Fatos deveriam ser encarados. Quando estava na presença da garota, mal podia andar, sua respiração falhava e aquilo parecia tão certo. Quando estava longe dela, pensava no tempo em que estiveram juntos, repreendia-se por estar pensando naquilo e odiava-se pelo que negava estar sentindo. Não havia como negar que ficava completamente sem ação em sua frente, quando mirava fundo os olhos cor de chocolate e sentia o cheiro adocicado da pele suave.
Até mesmo quando discutia ela era brilhantemente perfeita. Toda cheia de si e senhorita-sabe-tudo. O modo como o sangue subia no seu rosto e ela fazia aquele barulho com a garganta, quando já não agüentava mais. Ser chamado de legume insensível por aquela voz macia até que não era tão ruim. Toda vez que ela o irritava ele tinha vontade de fazer-lhe calar a boca. Ele queria...
“Não posso! O que ela diria?”
Sempre ficava tentado a descobrir. Queria poder matar sua curiosidade. Queria saber o que ela faria se ele a abraçasse subitamente e juntasse seus lábios nos dela. Queria descobrir as sensações que sentiria ao sentir o cheiro dela tão de perto.
“Não posso! O que ela faria?”
Mais uma vez sentiu um desejo por descobrir. Será que ela o repeliria? Será que espalmaria sua mão sobre a face dele? Será que... será que iria gostar?
“Não posso! Como poderia olhá-la depois?”
Será que iria querer sumir? Será que iria rir? Será que iria querer mais?
“Não posso!”
As dúvidas eram tamanhas que o fizeram esquecer que estava caminhando e quando percebera, já estava novamente no lugar de onde partira. E estava ficando claro. Iria amanhecer a qualquer momento e ninguém poderia pegá-lo fora da cama.
Estava exausto. Precisava dormir enquanto ainda tinha tempo. O dia de domingo estava nascendo juntamente com a certeza de que aquele sentimento já era irreversível.

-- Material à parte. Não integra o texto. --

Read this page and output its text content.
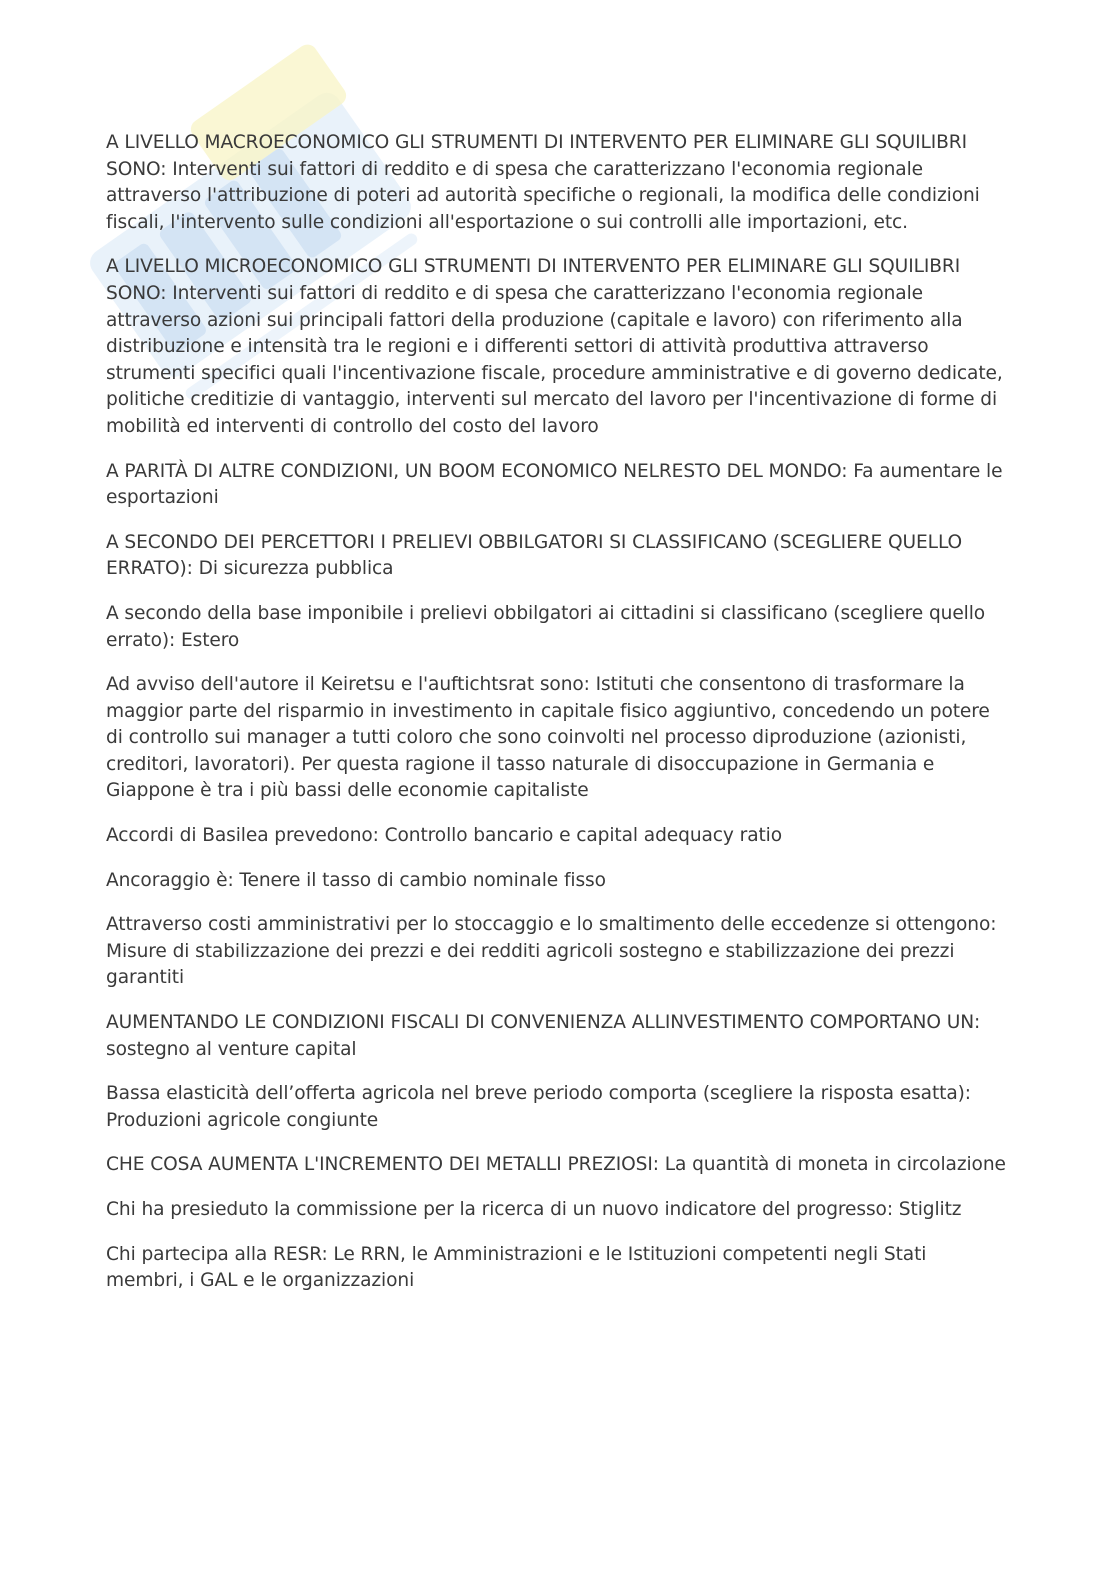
A LIVELLO MACROECONOMICO GLI STRUMENTI DI INTERVENTO PER ELIMINARE GLI SQUILIBRI SONO: Interventi sui fattori di reddito e di spesa che caratterizzano l'economia regionale attraverso l'attribuzione di poteri ad autorità specifiche o regionali, la modifica delle condizioni fiscali, l'intervento sulle condizioni all'esportazione o sui controlli alle importazioni, etc.

A LIVELLO MICROECONOMICO GLI STRUMENTI DI INTERVENTO PER ELIMINARE GLI SQUILIBRI SONO: Interventi sui fattori di reddito e di spesa che caratterizzano l'economia regionale attraverso azioni sui principali fattori della produzione (capitale e lavoro) con riferimento alla distribuzione e intensità tra le regioni e i differenti settori di attività produttiva attraverso strumenti specifici quali l'incentivazione fiscale, procedure amministrative e di governo dedicate, politiche creditizie di vantaggio, interventi sul mercato del lavoro per l'incentivazione di forme di mobilità ed interventi di controllo del costo del lavoro

A PARITÀ DI ALTRE CONDIZIONI, UN BOOM ECONOMICO NELRESTO DEL MONDO: Fa aumentare le esportazioni

A SECONDO DEI PERCETTORI I PRELIEVI OBBILGATORI SI CLASSIFICANO (SCEGLIERE QUELLO ERRATO): Di sicurezza pubblica

A secondo della base imponibile i prelievi obbilgatori ai cittadini si classificano (scegliere quello errato): Estero

Ad avviso dell'autore il Keiretsu e l'auftichtsrat sono: Istituti che consentono di trasformare la maggior parte del risparmio in investimento in capitale fisico aggiuntivo, concedendo un potere di controllo sui manager a tutti coloro che sono coinvolti nel processo diproduzione (azionisti, creditori, lavoratori). Per questa ragione il tasso naturale di disoccupazione in Germania e Giappone è tra i più bassi delle economie capitaliste

Accordi di Basilea prevedono: Controllo bancario e capital adequacy ratio

Ancoraggio è: Tenere il tasso di cambio nominale fisso

Attraverso costi amministrativi per lo stoccaggio e lo smaltimento delle eccedenze si ottengono: Misure di stabilizzazione dei prezzi e dei redditi agricoli sostegno e stabilizzazione dei prezzi garantiti

AUMENTANDO LE CONDIZIONI FISCALI DI CONVENIENZA ALLINVESTIMENTO COMPORTANO UN: sostegno al venture capital

Bassa elasticità dell’offerta agricola nel breve periodo comporta (scegliere la risposta esatta): Produzioni agricole congiunte

CHE COSA AUMENTA L'INCREMENTO DEI METALLI PREZIOSI: La quantità di moneta in circolazione

Chi ha presieduto la commissione per la ricerca di un nuovo indicatore del progresso: Stiglitz

Chi partecipa alla RESR: Le RRN, le Amministrazioni e le Istituzioni competenti negli Stati membri, i GAL e le organizzazioni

“Como veneno que se espalha pelo sangue. Consome por dentro, impossível de livrar-se”.
Subiu as escadas de mármore do castelo e, chegando a um quadro de uma mulher muito gorda num vestido rosa de cetim, falou a senha, quase sussurrando.
Espremeu-se pelo buraco e viu o salão que já recebia os primeiros raios alaranjados o domingo. Cuidava muito para não fazer barulho. A sala deveria estar vazia àquela hora, mas qualquer descuido poderia render-lhe uma detenção, mesmo sendo monitor-chefe. Principalmente sendo monitor-chefe.
Quando o retrato atrás de si fechou-se, rangendo as esquadrias ele imobilizou-no lugar. De um canto escuro ouviu um suspiro prolongado.
Tinha certeza que estava com problemas.
Ao ver os cabelos castanhos espalhados sobre a mesa, soube que seus problemas acabaram de ficar ainda maiores.